I have recently studied the works of scholar and author Brené Brown, in exploring the answers to these questions. She has done extensive research on the various elements of relationships including: vulnerability, courage, shame and empathy. One of the most valuable principles she teaches is the need for vulnerability as a key to real connection in human relationships. Each time we invest ourselves in a relationship with another human being, we often times walk the uncertain path of vulnerability. We expose ourselves to possible heartbreak or disappointment. It may even seem scary at times, but without vulnerability we miss out on the irreplaceable human need to connect with others. Some may deny this need within themselves, yet it is as basic to our survival as water, food and shelter.

Brené asks and answers the following questions:
“Why should we foster vulnerability in our relationships?”
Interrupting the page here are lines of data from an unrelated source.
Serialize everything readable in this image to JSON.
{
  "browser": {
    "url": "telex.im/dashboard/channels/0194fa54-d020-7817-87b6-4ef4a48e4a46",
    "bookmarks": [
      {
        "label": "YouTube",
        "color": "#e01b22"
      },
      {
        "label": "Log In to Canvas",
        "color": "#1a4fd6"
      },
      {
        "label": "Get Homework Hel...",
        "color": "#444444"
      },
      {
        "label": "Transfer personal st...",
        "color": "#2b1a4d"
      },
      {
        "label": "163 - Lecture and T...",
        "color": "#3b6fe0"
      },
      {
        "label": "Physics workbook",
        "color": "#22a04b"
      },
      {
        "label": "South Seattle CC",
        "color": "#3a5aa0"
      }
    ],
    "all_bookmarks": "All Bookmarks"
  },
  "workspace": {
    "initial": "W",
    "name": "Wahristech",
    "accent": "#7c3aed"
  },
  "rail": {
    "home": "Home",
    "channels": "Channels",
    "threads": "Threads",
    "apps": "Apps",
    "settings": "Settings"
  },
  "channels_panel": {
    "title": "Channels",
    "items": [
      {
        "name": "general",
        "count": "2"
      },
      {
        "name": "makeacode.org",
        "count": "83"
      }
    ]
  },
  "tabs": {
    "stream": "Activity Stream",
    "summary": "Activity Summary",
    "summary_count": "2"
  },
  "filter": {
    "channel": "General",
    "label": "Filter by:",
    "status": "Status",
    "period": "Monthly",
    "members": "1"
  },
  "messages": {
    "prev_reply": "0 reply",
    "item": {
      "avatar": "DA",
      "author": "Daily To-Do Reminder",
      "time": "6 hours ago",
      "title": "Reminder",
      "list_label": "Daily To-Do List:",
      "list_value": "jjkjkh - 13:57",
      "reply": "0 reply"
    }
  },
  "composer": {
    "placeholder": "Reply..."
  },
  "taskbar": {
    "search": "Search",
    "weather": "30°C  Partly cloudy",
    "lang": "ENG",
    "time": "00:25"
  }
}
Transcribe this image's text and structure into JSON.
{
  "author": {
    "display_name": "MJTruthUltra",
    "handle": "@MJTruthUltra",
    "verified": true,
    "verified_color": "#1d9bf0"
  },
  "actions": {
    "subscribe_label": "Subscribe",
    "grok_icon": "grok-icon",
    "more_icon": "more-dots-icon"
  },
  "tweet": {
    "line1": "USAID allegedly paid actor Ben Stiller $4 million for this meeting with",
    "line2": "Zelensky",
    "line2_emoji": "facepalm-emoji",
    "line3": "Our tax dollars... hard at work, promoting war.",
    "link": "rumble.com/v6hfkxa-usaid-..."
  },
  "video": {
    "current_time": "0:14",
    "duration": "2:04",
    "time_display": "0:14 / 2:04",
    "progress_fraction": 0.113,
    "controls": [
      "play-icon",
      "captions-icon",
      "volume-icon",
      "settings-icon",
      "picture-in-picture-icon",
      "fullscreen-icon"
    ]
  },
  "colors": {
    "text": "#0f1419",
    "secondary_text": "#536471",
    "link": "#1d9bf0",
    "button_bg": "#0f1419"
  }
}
When I asked people “What is vulnerability?” a large percentage of them used the example of “initiating sex with my wife” or “initiating sex with my husband.” Yet there can be no intimacy—emotional intimacy, spiritual intimacy, physical intimacy—without vulnerability. One of the reasons there is such an intimacy deficit today is because we don’t know how to be vulnerable. It’s about being honest with how we feel, about our fears, about what we need, and, asking for what we need. Vulnerability is a glue that holds intimate relationships together.”
“How does vulnerability relate to our capacity for joy?”
“As someone who spent more than a decade studying fear, vulnerability, and shame, I never thought in a million years that I would say that joy is probably the most difficult emotion to feel. It’s hard to feel joy because we are so keenly aware that it’s fleeting. When we lose our tolerance for vulnerability, we lose the courage to be joyful. Joy is a daring emotion! We are going to let ourselves stop in a moment that won’t last forever, that can be taken away. We feel almost that “you are a schmuck if you let yourself feel too deeply because the bad stuff is going to happen.”
Although he was stranded on an unknown island even Chuck Noland, played by Tom Hanks, in the motion picture “Cast Away,” required connection in order to survive; thus establishing a relationship with a happily personified volleyball named Wilson. At times, it may indeed seem easier to stay “shielded in our armor,” however, an internal invitation inevitably calls out for us to eventually walk the road in bravery towards vulnerability and open ourselves up to the comfort and security inherent to the human relationship.